Now, partial reps shouldn?t be completely thrown out of your training as they can help build strength and give you that extra pump within those last couple reps at the end of a grueling set, but failing to perform full reps within every exercise and every set will seriously hinder your chest strength and development. Drop the ego, drop the weight, and make it a FULL rep.
#4 - Improve Your Dumbbell StrengthThe bench press is always calling our name on bench day that we tend to forget about the important of the dumbbell press. With dumbbell presses your hands aren?t placed into a locked position as they are with a barbell, so you are able to contract and squeeze the chest in a different manner.
Dumbbell pressing also allows you to isolate each pectoral muscle to a greater degree. By focusing on dumbbell pressing you are fine tuning your pressing strength, while at the same time improving any weaknesses within your chest.
Since each pectoral is responsible on its own for pressing that single dumbbell up, your left or right pectoral is not relying on the other to assist in lifting the weight up. Strengthening your weaknesses through dumbbell pressing will allow you to become stronger within your barbell pressing.
#5 - Fix Your FlyesAre you performing your dumbbell or cable flyes properly? Fly movements are typically performed as a 3rd or 4th exercise on chest day, after your compound pressing movements. Chances are you are more fatigued when performing chest flyes and your form can suffer.
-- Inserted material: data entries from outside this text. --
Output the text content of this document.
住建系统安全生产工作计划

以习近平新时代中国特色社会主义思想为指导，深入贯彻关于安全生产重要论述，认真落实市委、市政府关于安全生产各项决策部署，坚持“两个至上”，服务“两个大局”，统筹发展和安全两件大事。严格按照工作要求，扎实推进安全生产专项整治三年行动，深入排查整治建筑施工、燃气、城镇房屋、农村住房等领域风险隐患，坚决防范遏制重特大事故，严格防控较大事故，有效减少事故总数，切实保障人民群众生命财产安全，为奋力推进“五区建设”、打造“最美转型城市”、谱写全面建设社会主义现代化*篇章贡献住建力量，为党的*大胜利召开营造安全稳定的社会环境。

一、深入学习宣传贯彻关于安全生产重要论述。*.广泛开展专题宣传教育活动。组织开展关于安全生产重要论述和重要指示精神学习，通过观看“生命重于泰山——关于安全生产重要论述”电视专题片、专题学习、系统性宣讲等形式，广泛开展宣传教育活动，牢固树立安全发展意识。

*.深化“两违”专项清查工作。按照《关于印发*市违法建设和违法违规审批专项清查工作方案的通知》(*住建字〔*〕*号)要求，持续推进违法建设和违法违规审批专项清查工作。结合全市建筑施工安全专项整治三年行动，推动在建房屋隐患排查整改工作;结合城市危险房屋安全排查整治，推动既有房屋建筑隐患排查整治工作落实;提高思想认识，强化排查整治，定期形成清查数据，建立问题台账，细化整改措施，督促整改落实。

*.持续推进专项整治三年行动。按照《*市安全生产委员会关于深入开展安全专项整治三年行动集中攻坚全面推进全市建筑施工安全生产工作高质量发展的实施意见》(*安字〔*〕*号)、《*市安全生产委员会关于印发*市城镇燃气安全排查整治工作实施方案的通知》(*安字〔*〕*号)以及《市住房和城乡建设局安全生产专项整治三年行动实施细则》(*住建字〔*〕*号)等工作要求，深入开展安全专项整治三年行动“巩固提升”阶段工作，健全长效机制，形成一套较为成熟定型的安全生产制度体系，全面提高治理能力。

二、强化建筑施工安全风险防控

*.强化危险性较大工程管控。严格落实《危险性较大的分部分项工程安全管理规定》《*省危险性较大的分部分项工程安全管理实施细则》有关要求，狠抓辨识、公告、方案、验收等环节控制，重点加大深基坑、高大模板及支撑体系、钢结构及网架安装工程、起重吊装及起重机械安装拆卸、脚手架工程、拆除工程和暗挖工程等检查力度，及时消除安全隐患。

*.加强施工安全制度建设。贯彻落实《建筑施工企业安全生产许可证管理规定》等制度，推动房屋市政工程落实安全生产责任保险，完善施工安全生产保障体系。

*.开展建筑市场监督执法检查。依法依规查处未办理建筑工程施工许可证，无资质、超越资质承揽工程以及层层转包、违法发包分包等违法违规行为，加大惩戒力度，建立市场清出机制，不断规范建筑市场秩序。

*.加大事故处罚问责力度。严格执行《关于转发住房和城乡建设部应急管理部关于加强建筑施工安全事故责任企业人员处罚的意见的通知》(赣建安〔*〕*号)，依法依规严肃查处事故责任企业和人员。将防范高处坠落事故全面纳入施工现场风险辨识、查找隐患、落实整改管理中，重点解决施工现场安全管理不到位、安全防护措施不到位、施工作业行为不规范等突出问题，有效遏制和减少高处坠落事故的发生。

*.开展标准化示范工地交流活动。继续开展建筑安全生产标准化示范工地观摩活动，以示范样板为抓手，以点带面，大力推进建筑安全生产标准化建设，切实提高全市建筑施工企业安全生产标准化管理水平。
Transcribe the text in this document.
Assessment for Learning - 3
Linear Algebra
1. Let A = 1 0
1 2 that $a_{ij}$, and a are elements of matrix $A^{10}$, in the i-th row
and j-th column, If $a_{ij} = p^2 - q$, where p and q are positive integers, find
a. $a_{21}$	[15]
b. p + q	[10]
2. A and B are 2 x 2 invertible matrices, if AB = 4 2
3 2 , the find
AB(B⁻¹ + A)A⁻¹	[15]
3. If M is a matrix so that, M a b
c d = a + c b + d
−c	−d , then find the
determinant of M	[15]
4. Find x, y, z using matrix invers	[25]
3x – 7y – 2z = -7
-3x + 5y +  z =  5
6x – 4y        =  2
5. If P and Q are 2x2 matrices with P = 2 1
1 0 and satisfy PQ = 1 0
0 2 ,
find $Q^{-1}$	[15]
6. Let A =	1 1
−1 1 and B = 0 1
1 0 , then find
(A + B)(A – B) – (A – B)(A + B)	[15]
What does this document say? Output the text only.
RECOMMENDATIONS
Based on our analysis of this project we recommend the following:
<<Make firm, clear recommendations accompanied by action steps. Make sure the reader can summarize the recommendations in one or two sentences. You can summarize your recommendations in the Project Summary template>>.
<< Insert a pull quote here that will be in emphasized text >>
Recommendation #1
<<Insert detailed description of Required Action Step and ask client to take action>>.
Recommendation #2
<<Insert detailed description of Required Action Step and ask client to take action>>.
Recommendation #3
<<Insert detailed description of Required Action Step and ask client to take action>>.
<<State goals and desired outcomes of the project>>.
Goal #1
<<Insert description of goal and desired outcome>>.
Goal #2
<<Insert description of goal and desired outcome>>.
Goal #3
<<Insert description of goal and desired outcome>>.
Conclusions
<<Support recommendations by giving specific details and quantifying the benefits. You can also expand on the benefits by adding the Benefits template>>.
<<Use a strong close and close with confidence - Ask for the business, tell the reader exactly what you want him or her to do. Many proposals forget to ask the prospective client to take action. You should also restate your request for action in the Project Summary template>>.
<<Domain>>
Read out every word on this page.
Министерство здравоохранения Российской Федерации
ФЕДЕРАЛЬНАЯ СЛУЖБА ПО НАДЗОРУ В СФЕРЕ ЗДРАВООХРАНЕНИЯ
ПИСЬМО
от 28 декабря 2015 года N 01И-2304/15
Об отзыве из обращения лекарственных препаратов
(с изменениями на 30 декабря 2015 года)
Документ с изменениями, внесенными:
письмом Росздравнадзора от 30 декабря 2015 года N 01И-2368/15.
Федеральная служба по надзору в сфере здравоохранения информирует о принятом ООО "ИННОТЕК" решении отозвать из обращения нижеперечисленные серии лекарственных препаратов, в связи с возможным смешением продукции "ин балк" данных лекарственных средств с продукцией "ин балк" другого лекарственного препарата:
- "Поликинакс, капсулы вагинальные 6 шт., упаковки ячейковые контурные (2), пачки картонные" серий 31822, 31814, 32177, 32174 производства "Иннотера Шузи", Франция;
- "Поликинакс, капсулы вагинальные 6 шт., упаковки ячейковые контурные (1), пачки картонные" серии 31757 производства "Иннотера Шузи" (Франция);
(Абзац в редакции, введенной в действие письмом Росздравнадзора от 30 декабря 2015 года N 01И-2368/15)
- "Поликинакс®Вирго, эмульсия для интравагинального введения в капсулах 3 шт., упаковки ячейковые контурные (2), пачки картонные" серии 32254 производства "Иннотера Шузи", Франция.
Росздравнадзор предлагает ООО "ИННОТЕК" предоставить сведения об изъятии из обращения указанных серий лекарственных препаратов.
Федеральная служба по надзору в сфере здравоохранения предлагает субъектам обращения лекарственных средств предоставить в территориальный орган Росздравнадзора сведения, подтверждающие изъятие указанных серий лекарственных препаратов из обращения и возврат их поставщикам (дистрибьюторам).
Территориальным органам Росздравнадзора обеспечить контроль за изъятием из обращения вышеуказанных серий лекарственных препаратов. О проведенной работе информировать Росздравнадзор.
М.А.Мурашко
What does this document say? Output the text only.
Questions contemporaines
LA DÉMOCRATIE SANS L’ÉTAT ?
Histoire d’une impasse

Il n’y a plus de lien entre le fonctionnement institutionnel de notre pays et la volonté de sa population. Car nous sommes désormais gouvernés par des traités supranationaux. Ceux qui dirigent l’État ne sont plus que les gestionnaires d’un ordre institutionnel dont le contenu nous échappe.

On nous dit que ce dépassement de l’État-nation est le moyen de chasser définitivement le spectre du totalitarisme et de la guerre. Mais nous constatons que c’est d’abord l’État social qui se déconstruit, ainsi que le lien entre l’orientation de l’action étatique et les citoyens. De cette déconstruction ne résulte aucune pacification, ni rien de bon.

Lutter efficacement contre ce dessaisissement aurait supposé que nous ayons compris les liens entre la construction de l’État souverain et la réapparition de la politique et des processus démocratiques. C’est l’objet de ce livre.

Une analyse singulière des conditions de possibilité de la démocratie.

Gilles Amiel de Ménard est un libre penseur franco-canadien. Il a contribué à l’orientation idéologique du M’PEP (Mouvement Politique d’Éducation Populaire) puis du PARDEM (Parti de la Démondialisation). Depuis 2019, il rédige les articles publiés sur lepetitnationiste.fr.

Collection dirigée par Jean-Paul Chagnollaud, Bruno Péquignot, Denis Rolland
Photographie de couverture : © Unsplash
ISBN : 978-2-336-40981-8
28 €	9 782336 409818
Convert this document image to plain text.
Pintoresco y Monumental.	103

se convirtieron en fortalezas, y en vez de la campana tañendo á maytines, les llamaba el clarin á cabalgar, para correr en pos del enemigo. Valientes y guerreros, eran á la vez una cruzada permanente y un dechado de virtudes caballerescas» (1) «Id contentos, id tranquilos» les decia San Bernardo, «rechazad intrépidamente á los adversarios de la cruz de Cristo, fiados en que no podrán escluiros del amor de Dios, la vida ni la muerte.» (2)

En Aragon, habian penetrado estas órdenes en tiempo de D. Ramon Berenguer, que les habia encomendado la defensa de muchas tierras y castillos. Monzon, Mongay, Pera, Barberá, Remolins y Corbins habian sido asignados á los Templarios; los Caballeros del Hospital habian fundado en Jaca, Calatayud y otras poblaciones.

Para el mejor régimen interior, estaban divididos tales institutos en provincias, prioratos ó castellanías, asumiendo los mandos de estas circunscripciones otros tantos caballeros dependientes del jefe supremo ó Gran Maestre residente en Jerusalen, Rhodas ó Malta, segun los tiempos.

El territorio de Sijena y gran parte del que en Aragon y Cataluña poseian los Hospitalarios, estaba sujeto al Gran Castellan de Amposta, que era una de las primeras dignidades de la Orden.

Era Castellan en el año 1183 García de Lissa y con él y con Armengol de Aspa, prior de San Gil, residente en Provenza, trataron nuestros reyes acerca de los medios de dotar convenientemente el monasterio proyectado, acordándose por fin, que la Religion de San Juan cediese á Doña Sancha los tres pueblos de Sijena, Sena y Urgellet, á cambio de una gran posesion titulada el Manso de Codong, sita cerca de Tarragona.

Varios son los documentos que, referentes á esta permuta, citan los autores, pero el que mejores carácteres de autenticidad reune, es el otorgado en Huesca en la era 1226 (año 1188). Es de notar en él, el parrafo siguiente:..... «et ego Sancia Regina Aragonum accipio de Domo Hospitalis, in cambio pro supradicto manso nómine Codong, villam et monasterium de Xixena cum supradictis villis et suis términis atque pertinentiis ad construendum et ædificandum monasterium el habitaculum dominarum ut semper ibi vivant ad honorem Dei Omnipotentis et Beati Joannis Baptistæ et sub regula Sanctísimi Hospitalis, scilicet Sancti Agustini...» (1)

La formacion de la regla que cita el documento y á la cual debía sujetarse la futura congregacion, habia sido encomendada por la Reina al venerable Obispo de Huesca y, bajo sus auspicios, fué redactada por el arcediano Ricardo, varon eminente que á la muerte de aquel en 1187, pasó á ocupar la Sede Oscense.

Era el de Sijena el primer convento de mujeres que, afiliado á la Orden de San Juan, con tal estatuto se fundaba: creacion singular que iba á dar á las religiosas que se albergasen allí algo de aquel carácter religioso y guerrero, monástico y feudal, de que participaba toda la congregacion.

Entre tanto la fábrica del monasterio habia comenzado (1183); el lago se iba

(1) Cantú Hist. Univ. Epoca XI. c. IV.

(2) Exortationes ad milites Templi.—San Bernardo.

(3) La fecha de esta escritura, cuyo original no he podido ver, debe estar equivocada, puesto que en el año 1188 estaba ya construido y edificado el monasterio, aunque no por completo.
With single-joint movements like flyes, your elbows should be locked in a slightly bent position throughout the whole movement. Many of us tend to bring our elbows out of this locked position and once that happens you are pressing the weight and reducing the isolation focus of this exercise. With fly movements you don't have to load on the weight.
This movement is all about isolation and pushing blood throughout the chest for that final pump before you leave the gym. Drop the weight, focus on locking your elbows into that bent position, and fix your fly.
Commence the Chest GainsBy improving your approach and form you will put yourself in a position to improve your chest development. If you have hit a plateau in your chest training or find yourself guilty of these common chest training mistakes, these five tips will get you back on track towards making some new and serious chest gains.